And yet I felt quite happy, in spite of the tenth lustrum so near at hand for me.
What a difference I found between my youth and my middle age! I could scarcely recognize myself. I was then happy, but now unhappy; then all the world was before me, and the future seemed a gorgeous dream, and now I was obliged to confess that my life had been all in vain. I might live twenty years more, but I felt that the happy time was passed away, and the future seemed all dreary.
I reckoned up my forty-seven years, and saw fortune fly away. This in itself was enough to sadden me, for without the favours of the fickle goddess life was not worth living, for me at all events.
My object, then, was to return to my country; it was as if I struggled to undo all that I had done. All I could hope for was to soften the hardships of the slow but certain passage to the grave.
These are the thoughts of declining years and not of youth.
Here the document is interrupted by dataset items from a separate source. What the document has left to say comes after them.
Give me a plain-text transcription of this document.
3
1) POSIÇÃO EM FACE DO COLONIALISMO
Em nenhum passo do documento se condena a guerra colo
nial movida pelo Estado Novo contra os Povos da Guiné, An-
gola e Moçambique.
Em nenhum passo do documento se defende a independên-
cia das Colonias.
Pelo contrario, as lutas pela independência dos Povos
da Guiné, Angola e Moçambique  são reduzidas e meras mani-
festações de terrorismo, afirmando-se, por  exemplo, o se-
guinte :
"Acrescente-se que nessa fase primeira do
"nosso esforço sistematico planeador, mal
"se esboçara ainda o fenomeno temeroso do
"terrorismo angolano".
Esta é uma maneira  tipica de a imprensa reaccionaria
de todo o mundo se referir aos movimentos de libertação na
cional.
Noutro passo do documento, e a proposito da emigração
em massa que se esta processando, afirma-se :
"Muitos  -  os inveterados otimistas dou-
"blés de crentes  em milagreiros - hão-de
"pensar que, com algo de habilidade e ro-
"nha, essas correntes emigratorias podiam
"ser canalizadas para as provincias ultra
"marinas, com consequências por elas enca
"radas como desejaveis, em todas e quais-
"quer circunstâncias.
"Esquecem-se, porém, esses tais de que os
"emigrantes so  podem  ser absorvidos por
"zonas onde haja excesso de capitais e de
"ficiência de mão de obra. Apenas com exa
The young man looks only to the present, believes that the sky will always smile upon him, and laughs at philosophy as it vainly preaches of old age, misery, repentance, and, worst of all, abhorred death.
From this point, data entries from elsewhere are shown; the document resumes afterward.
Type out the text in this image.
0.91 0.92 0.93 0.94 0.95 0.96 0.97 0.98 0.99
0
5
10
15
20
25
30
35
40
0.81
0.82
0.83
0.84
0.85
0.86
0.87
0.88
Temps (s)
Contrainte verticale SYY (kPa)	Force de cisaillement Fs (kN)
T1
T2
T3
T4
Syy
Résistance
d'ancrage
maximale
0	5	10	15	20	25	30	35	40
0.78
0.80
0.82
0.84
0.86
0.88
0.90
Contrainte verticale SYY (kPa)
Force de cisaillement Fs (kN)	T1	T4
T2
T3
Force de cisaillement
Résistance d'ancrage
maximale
Such were my thoughts twenty-six years ago; what must they be now, when I am all alone, poor, despised, and impotent. They would kill me if I did not resolutely subdue them, for whether for good or ill my heart is still young. Of what use are desires when one can no longer satisfy them? I write to kill ennui, and I take a pleasure in writing. Whether I write sense or nonsense, what matters? I am amused, and that is enough.
'Malo scriptor delirus, inersque videri, Dum mea delectent mala me vel denique fallunt, Quam sapere.'
When I came back I found Mardocheus at supper with his numerous family, composed of eleven or twelve individuals, and including his mother--an old woman of ninety, who looked very well. I noticed another Jew of middle age; he was the husband of his eldest daughter, who did not strike me as pretty; but the younger daughter, who was destined for a Jew of Pesaro, whom she had never seen, engaged all my attention. I remarked to her that if she had not seen her future husband she could not be in love with him, whereupon she replied in a serious voice that it was not necessary to be in love before one married. The old woman praised the girl for this sentiment, and said she had not been in love with her husband till the first child was born.
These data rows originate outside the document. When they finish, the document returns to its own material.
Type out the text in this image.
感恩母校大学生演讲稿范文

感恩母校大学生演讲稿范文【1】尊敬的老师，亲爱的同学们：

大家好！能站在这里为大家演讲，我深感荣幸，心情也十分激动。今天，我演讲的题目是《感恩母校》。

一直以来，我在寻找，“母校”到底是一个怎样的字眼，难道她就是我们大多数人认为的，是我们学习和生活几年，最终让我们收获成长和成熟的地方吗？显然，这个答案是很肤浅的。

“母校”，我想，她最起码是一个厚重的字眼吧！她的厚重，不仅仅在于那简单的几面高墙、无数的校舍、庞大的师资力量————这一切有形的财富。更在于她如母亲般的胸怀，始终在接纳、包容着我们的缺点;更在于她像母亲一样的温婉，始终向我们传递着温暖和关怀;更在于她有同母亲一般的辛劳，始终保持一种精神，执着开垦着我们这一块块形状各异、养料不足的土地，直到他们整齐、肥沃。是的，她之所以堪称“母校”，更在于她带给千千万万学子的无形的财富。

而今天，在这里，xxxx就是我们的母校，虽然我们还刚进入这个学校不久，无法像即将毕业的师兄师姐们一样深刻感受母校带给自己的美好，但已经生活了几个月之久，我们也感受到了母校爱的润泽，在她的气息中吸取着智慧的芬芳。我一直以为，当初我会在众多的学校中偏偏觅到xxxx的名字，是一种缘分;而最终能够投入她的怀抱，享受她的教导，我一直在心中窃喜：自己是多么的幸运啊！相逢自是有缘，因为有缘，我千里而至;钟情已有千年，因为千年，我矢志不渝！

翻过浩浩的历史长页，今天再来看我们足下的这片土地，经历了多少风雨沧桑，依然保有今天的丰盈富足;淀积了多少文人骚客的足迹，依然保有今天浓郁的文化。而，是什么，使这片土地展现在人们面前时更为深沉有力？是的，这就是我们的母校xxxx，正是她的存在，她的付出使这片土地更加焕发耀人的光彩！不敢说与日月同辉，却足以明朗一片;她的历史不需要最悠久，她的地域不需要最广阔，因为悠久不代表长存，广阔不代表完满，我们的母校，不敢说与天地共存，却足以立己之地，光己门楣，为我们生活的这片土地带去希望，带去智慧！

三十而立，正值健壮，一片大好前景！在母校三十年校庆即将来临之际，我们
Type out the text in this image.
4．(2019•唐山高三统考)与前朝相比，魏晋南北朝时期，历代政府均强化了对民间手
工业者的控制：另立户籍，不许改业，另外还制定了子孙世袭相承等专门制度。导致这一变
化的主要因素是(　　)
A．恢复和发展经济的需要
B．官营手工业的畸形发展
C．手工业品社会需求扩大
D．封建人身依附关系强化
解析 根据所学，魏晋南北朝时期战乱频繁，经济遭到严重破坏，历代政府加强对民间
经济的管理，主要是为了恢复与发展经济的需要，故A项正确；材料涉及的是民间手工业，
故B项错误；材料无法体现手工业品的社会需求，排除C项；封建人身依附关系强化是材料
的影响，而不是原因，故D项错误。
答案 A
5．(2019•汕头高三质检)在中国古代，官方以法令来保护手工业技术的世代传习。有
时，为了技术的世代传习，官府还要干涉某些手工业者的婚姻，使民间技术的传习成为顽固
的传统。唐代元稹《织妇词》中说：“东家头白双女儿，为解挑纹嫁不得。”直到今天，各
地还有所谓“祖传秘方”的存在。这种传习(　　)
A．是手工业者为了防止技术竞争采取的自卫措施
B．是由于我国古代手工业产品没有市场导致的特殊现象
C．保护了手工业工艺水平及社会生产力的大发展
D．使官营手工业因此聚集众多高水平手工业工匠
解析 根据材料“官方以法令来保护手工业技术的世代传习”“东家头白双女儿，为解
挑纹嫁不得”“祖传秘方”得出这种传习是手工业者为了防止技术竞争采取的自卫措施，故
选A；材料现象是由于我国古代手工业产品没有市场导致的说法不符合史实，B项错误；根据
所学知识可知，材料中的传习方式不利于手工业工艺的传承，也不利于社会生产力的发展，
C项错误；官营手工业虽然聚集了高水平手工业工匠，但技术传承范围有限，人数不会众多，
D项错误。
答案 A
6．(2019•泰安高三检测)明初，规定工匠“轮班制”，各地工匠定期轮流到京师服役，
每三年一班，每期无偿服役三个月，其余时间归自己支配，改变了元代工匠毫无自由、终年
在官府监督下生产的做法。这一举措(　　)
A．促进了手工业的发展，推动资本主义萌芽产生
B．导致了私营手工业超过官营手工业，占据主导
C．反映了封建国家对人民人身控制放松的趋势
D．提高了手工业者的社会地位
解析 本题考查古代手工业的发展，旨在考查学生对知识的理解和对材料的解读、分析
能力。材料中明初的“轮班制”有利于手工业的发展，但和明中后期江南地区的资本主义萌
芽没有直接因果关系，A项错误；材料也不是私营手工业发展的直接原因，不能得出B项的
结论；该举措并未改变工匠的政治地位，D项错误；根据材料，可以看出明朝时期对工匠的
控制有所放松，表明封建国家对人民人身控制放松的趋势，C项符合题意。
I shall call the pretty Jewess Leah, as I have good reasons for not using her real name.
While they were enjoying their meal I sat down beside her and tried to make myself as agreeable as possible, but she would not even look at me.
My supper was excellent, and my bed very comfortable.
The next day my landlord told me that I could give my linen to the maid, and that Leah could get it up for me.
I told him I had relished my supper, but that I should like the foie gras every day as I had a dispensation.
"You shall have some to-morrow, but Leah is the only one of us who eats it."
"Then Leah must take it with me, and you can tell her that I shall give her some Cyprus wine which is perfectly pure."
I had no wine, but I went for it the same morning to the Venetian consul, giving him M. Dandolo's letter.
The consul was a Venetian of the old leaven. He had heard my name, and seemed delighted to make my acquaintance. He was a kind of clown without the paint, fond of a joke, a regular gourmand, and a man of great experience. He sold me some Scopolo and old Cyprus Muscat, but he began to exclaim when he heard where I was lodging, and how I had come there.
"He is rich," he said, "but he is also a great usurer, and if you borrow money of him he will make you repent it."
After informing the consul that I should not leave till the end of the month, I went home to dinner, which proved excellent.
The next day I gave out my linen to the maid, and Leah came to ask me how I liked my lace got up.
If Leah had examined me more closely she would have seen that the sight of her magnificent breast, unprotected by any kerchief, had had a remarkable effect on me.